Peter was afraid and fear caused him to do things he didn’t want to do. Fear also stopped him from doing the things he wanted to do. I think we can all recognize that fear can have an impact on our actions and on our relationships. It can turn us into people we don’t recognize or want to be.
So today, in the midst of physical isolation and uncertainty, when fear can find its way into our home and into our hearts, how do we protect ourselves from allowing fear to shape us or change us?
In a recent conversation a friend was telling me of one of her parishioners discovering that praying for others was helping to strengthen her trust in God and relieve her fear.
A colleague recounted the story of how one man, who was terrified he might contract the virus, got involved in delivering meals to seniors at home, and his fear turned into gratitude for the many people he met, even from a distance.
We can think of first responders and medical staff and all those who are working with the public, who face their own personal fear each day as they care for those who are fighting the Covid virus.
Love can conquer fear.
As those who know the end of the Easter story, we learn that love is stronger than fear, and Peter has the opportunity to declare his love for Jesus – not once, but three times.
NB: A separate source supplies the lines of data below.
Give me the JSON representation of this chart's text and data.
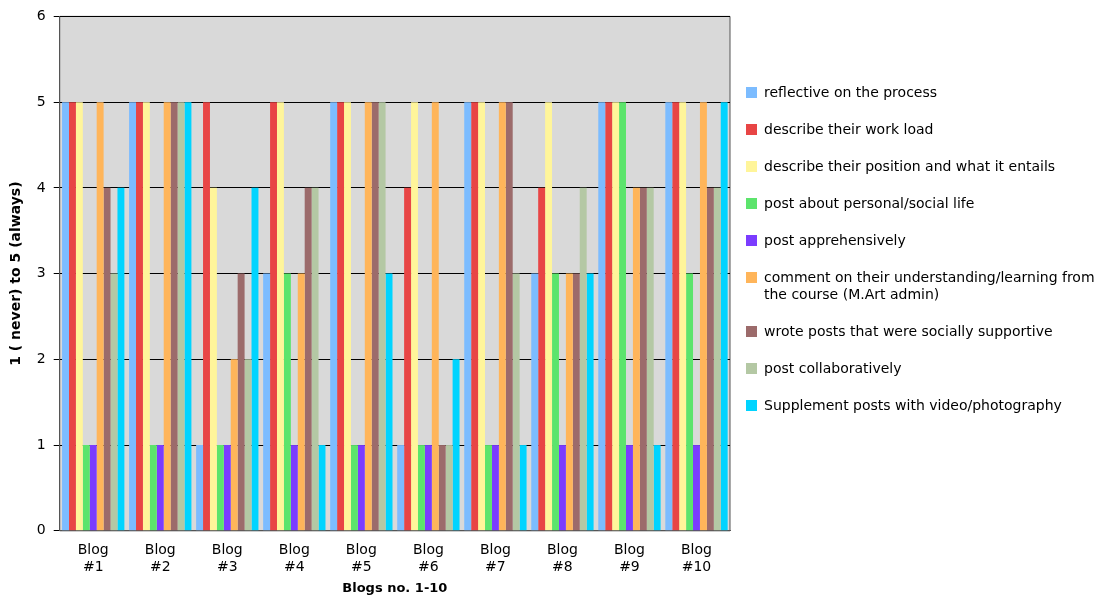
{
  "chart_data": {
    "type": "bar",
    "xlabel": "Blogs no. 1-10",
    "ylabel": "1 ( never) to 5 (always)",
    "categories": [
      "Blog #1",
      "Blog #2",
      "Blog #3",
      "Blog #4",
      "Blog #5",
      "Blog #6",
      "Blog #7",
      "Blog #8",
      "Blog #9",
      "Blog #10"
    ],
    "series": [
      {
        "name": "reflective on the process",
        "color": "#7cbcff",
        "values": [
          5,
          5,
          1,
          3,
          5,
          1,
          5,
          3,
          5,
          5
        ]
      },
      {
        "name": "describe their work load",
        "color": "#e84545",
        "values": [
          5,
          5,
          5,
          5,
          5,
          4,
          5,
          4,
          5,
          5
        ]
      },
      {
        "name": "describe their  position and what  it entails",
        "color": "#fff59a",
        "values": [
          5,
          5,
          4,
          5,
          5,
          5,
          5,
          5,
          5,
          5
        ]
      },
      {
        "name": "post about personal/social life",
        "color": "#5ce46c",
        "values": [
          1,
          1,
          1,
          3,
          1,
          1,
          1,
          3,
          5,
          3
        ]
      },
      {
        "name": "post apprehensively",
        "color": "#7b3cff",
        "values": [
          1,
          1,
          1,
          1,
          1,
          1,
          1,
          1,
          1,
          1
        ]
      },
      {
        "name": "comment on their understanding/learning from the course (M.Art admin)",
        "color": "#ffb55a",
        "values": [
          5,
          5,
          2,
          3,
          5,
          5,
          5,
          3,
          4,
          5
        ]
      },
      {
        "name": "wrote posts that were socially supportive",
        "color": "#9c6b6b",
        "values": [
          4,
          5,
          3,
          4,
          5,
          1,
          5,
          3,
          4,
          4
        ]
      },
      {
        "name": "post collaboratively",
        "color": "#b4c8a4",
        "values": [
          3,
          5,
          2,
          4,
          5,
          1,
          3,
          4,
          4,
          4
        ]
      },
      {
        "name": "Supplement posts  with video/photography",
        "color": "#00d4ff",
        "values": [
          4,
          5,
          4,
          1,
          3,
          2,
          1,
          3,
          1,
          5
        ]
      }
    ],
    "ylim": [
      0,
      6
    ],
    "yticks": [
      0,
      1,
      2,
      3,
      4,
      5,
      6
    ],
    "grid": "y",
    "legend": "right"
  }
}
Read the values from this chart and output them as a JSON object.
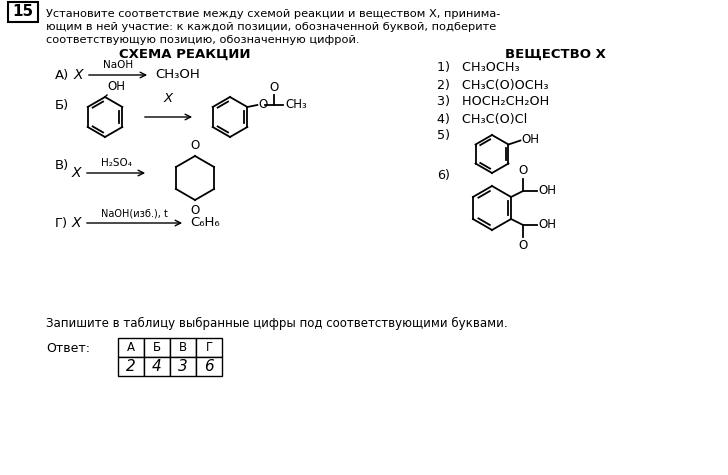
{
  "title_num": "15",
  "bg_color": "#ffffff",
  "text_color": "#000000",
  "col1_header": "СХЕМА РЕАКЦИИ",
  "col2_header": "ВЕЩЕСТВО X",
  "footer_text": "Запишите в таблицу выбранные цифры под соответствующими буквами.",
  "answer_label": "Ответ:",
  "table_headers": [
    "А",
    "Б",
    "В",
    "Г"
  ],
  "table_values": [
    "2",
    "4",
    "3",
    "6"
  ]
}
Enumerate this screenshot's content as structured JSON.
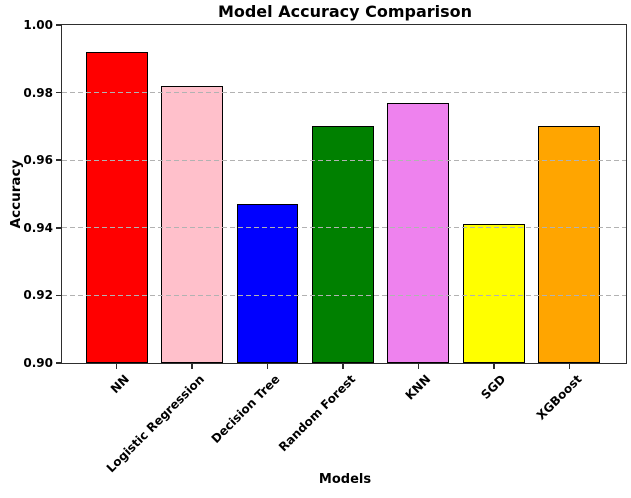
{
  "chart_data": {
    "type": "bar",
    "title": "Model Accuracy Comparison",
    "xlabel": "Models",
    "ylabel": "Accuracy",
    "categories": [
      "NN",
      "Logistic Regression",
      "Decision Tree",
      "Random Forest",
      "KNN",
      "SGD",
      "XGBoost"
    ],
    "values": [
      0.992,
      0.982,
      0.947,
      0.97,
      0.977,
      0.941,
      0.97
    ],
    "bar_colors": [
      "#ff0000",
      "#ffc0cb",
      "#0000ff",
      "#008000",
      "#ee82ee",
      "#ffff00",
      "#ffa500"
    ],
    "bar_edge_color": "#000000",
    "ylim": [
      0.9,
      1.0
    ],
    "yticks": [
      "0.90",
      "0.92",
      "0.94",
      "0.96",
      "0.98",
      "1.00"
    ],
    "grid": "horizontal dashed, drawn over bars",
    "grid_color": "#b0b0b0",
    "legend_position": "none"
  }
}
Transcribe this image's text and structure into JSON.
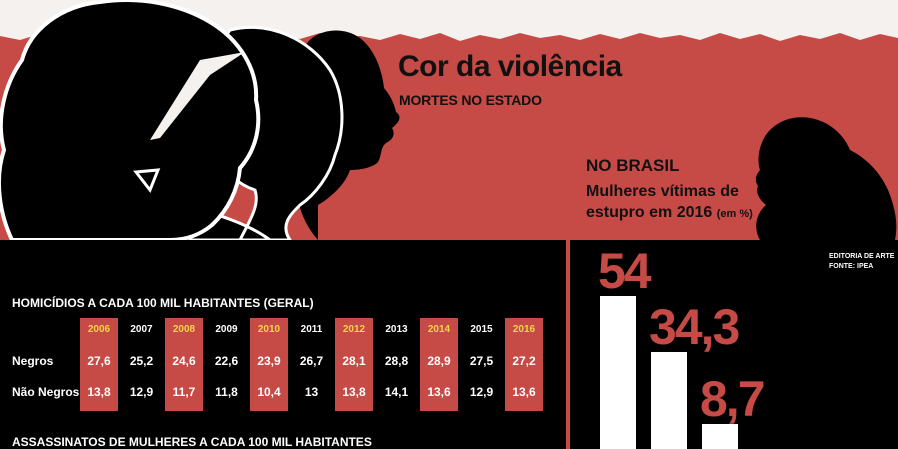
{
  "header": {
    "title": "Cor da violência",
    "subtitle": "MORTES NO ESTADO"
  },
  "brasil": {
    "heading": "NO BRASIL",
    "description": "Mulheres vítimas de estupro em 2016",
    "unit": "(em %)"
  },
  "credits": {
    "line1": "EDITORIA DE ARTE",
    "line2": "FONTE: IPEA"
  },
  "section2": {
    "title": "ASSASSINATOS DE MULHERES A CADA 100 MIL HABITANTES"
  },
  "table": {
    "title": "HOMICÍDIOS A CADA 100 MIL HABITANTES  (GERAL)",
    "years": [
      "2006",
      "2007",
      "2008",
      "2009",
      "2010",
      "2011",
      "2012",
      "2013",
      "2014",
      "2015",
      "2016"
    ],
    "rows": [
      {
        "label": "Negros",
        "values": [
          "27,6",
          "25,2",
          "24,6",
          "22,6",
          "23,9",
          "26,7",
          "28,1",
          "28,8",
          "28,9",
          "27,5",
          "27,2"
        ]
      },
      {
        "label": "Não Negros",
        "values": [
          "13,8",
          "12,9",
          "11,7",
          "11,8",
          "10,4",
          "13",
          "13,8",
          "14,1",
          "13,6",
          "12,9",
          "13,6"
        ]
      }
    ],
    "highlight_color": "#c64a45"
  },
  "chart_data": [
    {
      "type": "table",
      "title": "HOMICÍDIOS A CADA 100 MIL HABITANTES  (GERAL)",
      "columns": [
        "2006",
        "2007",
        "2008",
        "2009",
        "2010",
        "2011",
        "2012",
        "2013",
        "2014",
        "2015",
        "2016"
      ],
      "series": [
        {
          "name": "Negros",
          "values": [
            27.6,
            25.2,
            24.6,
            22.6,
            23.9,
            26.7,
            28.1,
            28.8,
            28.9,
            27.5,
            27.2
          ]
        },
        {
          "name": "Não Negros",
          "values": [
            13.8,
            12.9,
            11.7,
            11.8,
            10.4,
            13,
            13.8,
            14.1,
            13.6,
            12.9,
            13.6
          ]
        }
      ]
    },
    {
      "type": "bar",
      "title": "Mulheres vítimas de estupro em 2016",
      "ylabel": "(em %)",
      "values": [
        54,
        34.3,
        8.7
      ],
      "value_labels": [
        "54",
        "34,3",
        "8,7"
      ],
      "bar_color": "#ffffff",
      "label_color": "#c64a45"
    }
  ]
}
Peter then goes on to be instrumental in the growth of the Church as he boldly proclaims Jesus.
God declares love for us, not once, but over and over and over again.
Trusting in God’s love for us can also conquer our fear as we remember that we are never alone. In our homes, in our workplaces, in the ways that we reach out – God is with us. May we allow God’s love for us and for our world help to diminish our fear.
God, may the strength of your Love help to conquer my fear and may I lay my fear before you in prayer.
In gratitude and love, today I pray for….
Remind me of your love, O God. Amen.